Volunteers collected approximately 92 pounds of trash at the Oceanside Pier and 73 pounds at Moonlight Beach. The most trash collected was approximately 1,925 pounds at the Ocean Beach Dog Beach.
Few holidays generate more trash on San Diego County beaches than the Fourth of July. The “Morning After Mess” showcases the impact that society’s reliance on wasteful, single-use plastic products has on the coastal environment. Each year, the San Diego County chapter of Surfrider Foundation and partners host the “Morning After Mess” cleanup series to help tackle the mess.
“Many of our volunteers remarked that the beaches seemed cleaner than in previous years, which is a great sign that we are headed in the right direction together,” said Alex Ferron, Surfrider Foundation San Diego chapter manager. “Despite that, we can’t lose sight of the fact that even one piece of trash on the beach is too many.
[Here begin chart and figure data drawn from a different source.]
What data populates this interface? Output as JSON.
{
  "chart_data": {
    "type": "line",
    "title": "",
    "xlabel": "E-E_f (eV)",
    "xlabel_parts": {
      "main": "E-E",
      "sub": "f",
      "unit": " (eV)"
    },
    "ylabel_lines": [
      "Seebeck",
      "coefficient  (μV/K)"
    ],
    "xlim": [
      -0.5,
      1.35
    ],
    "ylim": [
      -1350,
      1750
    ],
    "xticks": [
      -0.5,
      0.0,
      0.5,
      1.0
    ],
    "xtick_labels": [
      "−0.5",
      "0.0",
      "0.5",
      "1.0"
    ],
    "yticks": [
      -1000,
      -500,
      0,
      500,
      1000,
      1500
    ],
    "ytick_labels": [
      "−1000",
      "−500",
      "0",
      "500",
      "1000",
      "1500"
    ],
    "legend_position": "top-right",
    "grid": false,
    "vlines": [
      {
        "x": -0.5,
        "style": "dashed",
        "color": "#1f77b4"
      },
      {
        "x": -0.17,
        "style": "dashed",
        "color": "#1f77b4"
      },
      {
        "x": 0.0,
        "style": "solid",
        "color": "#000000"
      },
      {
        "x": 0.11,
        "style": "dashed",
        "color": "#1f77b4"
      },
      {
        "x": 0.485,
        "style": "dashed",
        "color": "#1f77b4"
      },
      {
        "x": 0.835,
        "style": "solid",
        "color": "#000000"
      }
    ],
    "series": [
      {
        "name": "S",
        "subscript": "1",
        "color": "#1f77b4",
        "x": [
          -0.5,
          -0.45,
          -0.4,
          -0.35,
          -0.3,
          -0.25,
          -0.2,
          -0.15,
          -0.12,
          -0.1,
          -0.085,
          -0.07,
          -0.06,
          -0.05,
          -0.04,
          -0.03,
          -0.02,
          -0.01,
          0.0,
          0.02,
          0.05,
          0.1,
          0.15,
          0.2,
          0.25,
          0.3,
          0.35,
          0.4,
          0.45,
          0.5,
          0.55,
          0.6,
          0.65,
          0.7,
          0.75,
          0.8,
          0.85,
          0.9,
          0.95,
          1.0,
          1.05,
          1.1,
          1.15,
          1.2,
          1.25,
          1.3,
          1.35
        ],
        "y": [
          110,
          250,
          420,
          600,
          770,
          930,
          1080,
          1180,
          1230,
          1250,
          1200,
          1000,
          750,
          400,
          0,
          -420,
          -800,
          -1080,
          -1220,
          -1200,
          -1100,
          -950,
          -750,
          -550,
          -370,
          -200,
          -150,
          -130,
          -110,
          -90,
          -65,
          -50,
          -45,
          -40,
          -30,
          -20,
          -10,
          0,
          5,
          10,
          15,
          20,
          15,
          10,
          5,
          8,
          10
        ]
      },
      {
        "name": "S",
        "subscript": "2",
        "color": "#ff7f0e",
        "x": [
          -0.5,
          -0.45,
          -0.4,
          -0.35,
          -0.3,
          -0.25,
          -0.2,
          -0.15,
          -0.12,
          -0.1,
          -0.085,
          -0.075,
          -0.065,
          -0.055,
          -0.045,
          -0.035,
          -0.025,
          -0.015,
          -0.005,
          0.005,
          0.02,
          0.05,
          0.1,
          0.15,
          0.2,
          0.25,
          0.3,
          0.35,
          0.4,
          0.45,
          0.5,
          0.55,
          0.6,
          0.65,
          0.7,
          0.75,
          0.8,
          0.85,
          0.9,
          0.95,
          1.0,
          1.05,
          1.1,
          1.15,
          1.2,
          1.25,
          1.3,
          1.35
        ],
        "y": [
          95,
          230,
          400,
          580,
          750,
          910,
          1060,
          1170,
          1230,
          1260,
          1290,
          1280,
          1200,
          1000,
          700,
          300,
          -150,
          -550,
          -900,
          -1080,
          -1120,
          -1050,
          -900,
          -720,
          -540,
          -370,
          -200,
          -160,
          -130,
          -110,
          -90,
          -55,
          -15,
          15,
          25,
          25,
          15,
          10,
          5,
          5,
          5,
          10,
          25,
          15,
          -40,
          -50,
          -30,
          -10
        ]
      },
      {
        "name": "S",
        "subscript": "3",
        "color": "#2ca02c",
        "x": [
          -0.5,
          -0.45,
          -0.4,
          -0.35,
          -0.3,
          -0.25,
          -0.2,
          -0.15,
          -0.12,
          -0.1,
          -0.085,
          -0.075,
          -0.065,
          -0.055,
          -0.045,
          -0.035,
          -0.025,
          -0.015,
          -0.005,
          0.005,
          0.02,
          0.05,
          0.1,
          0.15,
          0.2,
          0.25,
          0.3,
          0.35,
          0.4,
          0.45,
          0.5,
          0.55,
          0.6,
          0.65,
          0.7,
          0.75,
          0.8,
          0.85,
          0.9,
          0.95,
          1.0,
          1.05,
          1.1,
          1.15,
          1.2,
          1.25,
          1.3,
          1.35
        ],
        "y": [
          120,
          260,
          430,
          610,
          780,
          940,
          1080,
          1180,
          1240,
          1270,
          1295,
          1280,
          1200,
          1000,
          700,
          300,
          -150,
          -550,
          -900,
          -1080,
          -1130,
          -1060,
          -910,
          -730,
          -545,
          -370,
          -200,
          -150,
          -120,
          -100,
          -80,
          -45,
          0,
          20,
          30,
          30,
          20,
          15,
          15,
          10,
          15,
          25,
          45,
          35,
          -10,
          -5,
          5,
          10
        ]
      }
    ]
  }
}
More than anything, we hope our beach cleanups inspire San Diegans to continue down the path of coastal stewardship and environmental activism.”
The Surfrider Foundation San Diego has a handful of programs working to fight plastic pollution in San Diego. Specifically, the Rise Above Plastics program has been a key player in introducing and passing single-use plastic and polystyrene ordinances across San Diego County. The program uses outreach, education and advocacy to cut down on single-use plastics and cigarette butts before they reach the coast.